You are given a 2D integer array points where points[i] = [xi, yi] represents the coordinates of the ith point on the Cartesian plane.
Return the number of unique trapezoids that can be formed by choosing any four distinct points from points.
Atrapezoid is a convex quadrilateral with at least one pair of parallel sides. Two lines are parallel if and only if they have the same slope.
Example 1:
Input:points = [[-3,2],[3,0],[2,3],[3,2],[2,-3]]
Output:2
Explanation:
There are two distinct ways to pick four points that form a trapezoid:
The points [-3,2], [2,3], [3,2], [2,-3] form one trapezoid.
The points [2,3], [3,2], [3,0], [2,-3] form another trapezoid.
Example 2:
Input:points = [[0,0],[1,0],[0,1],[2,1]]
Output:1
Explanation:
There is only one trapezoid which can be formed.
Constraints:
4 <= points.length <= 500
–1000 <= xi, yi <= 1000
All points are pairwise distinct.
Solutions
Solution 1: Hash Table + Enumeration
We can combine all points pairwise, calculate the slope and intercept of the line corresponding to each pair of points, record them using a hash table, and calculate the sum of the number of pairs formed by lines with the same slope but different intercepts. Note that for parallelograms, we will count them twice in the above calculation, so we need to subtract them.
The diagonals of a parallelogram share the same midpoint. Therefore, we also combine all points pairwise, calculate the midpoint coordinates and slope of each pair of points, record them using a hash table, and calculate the sum of the number of pairs formed by point pairs with the same slope and the same midpoint coordinates.
Specifically, we use two hash tables \(\textit{cnt1}\) and \(\textit{cnt2}\) to record the following information:
\(\textit{cnt1}\) records the number of occurrences of slope \(k\) and intercept \(b\), with the key being the slope \(k\) and the value being another hash table that records the number of occurrences of intercept \(b\);
\(\textit{cnt2}\) records the number of occurrences of the midpoint coordinates and slope \(k\) of point pairs, with the key being the midpoint coordinates \(p\) of the point pair and the value being another hash table that records the number of occurrences of slope \(k\).
For a point pair \((x_1, y_1)\) and \((x_2, y_2)\), we denote \(dx = x_2 - x_1\) and \(dy = y_2 - y_1\). If \(dx = 0\), it means the two points are on the same vertical line, and we denote the slope \(k = +\infty\) and the intercept \(b = x_1\); otherwise, the slope \(k = \frac{dy}{dx}\) and the intercept \(b = \frac{y_1 \cdot dx - x_1 \cdot dy}{dx}\). The midpoint coordinates \(p\) of the point pair can be expressed as \(p = (x_1 + x_2 + 2000) \cdot 4000 + (y_1 + y_2 + 2000)\), where the offset is added to avoid negative numbers.
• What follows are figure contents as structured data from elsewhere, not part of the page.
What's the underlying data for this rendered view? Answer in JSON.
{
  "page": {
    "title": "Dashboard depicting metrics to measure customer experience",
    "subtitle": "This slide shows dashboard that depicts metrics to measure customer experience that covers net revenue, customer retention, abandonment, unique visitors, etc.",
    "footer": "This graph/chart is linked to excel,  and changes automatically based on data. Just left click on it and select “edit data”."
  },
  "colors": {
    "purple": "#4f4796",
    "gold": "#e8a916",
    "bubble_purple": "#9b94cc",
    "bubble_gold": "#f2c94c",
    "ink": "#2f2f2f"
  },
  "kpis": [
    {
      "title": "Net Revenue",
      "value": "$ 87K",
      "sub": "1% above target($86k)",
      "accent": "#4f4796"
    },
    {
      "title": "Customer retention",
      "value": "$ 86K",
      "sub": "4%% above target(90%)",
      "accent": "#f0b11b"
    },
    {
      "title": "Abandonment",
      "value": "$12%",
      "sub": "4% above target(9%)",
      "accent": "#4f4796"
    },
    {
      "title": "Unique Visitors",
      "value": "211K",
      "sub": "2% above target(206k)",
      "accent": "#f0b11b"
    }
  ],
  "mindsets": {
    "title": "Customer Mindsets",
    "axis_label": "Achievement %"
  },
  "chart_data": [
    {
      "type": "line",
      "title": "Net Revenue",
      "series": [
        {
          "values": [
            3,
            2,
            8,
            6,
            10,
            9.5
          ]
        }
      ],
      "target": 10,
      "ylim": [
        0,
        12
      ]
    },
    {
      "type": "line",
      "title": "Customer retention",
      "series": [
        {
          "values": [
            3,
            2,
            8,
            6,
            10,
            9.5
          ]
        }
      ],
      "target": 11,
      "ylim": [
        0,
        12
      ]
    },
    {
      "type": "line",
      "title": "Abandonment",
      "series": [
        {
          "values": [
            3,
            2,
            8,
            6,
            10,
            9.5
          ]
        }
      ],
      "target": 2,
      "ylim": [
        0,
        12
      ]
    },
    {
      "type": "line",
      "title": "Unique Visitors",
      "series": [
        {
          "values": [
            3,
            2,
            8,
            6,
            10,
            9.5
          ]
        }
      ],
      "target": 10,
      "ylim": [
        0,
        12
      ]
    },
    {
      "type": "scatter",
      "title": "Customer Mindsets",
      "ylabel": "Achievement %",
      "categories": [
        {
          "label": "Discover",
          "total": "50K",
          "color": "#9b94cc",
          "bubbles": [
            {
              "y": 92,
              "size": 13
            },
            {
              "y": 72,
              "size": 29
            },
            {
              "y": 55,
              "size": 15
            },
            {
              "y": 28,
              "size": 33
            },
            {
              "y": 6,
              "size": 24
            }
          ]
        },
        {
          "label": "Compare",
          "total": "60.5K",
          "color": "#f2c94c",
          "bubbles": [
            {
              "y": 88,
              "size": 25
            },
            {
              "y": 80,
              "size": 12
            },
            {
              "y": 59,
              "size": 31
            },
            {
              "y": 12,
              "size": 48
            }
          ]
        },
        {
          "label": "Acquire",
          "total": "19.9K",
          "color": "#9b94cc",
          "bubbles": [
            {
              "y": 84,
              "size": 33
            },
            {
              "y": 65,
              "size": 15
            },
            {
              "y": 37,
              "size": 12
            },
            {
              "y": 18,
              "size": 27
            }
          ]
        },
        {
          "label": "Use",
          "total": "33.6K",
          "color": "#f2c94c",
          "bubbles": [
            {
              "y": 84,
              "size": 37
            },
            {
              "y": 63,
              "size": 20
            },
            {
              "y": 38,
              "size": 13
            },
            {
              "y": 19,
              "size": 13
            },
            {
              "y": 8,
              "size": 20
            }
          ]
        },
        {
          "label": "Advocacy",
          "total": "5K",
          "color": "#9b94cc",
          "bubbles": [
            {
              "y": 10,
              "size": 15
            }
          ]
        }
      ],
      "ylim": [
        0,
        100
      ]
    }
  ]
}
Next, we iterate through all point pairs, calculate the corresponding slope \(k\), intercept \(b\), and midpoint coordinates \(p\), and update the hash tables \(\textit{cnt1}\) and \(\textit{cnt2}\).
Then, we iterate through the hash table \(\textit{cnt1}\). For each slope \(k\), we calculate the sum of all pairwise combinations of the occurrence counts of intercept \(b\) and add it to the answer. Finally, we iterate through the hash table \(\textit{cnt2}\). For each midpoint coordinate \(p\), we calculate the sum of all pairwise combinations of the occurrence counts of slope \(k\) and subtract it from the answer.
The time complexity is \(O(n^2)\) and the space complexity is \(O(n^2)\), where \(n\) is the number of points.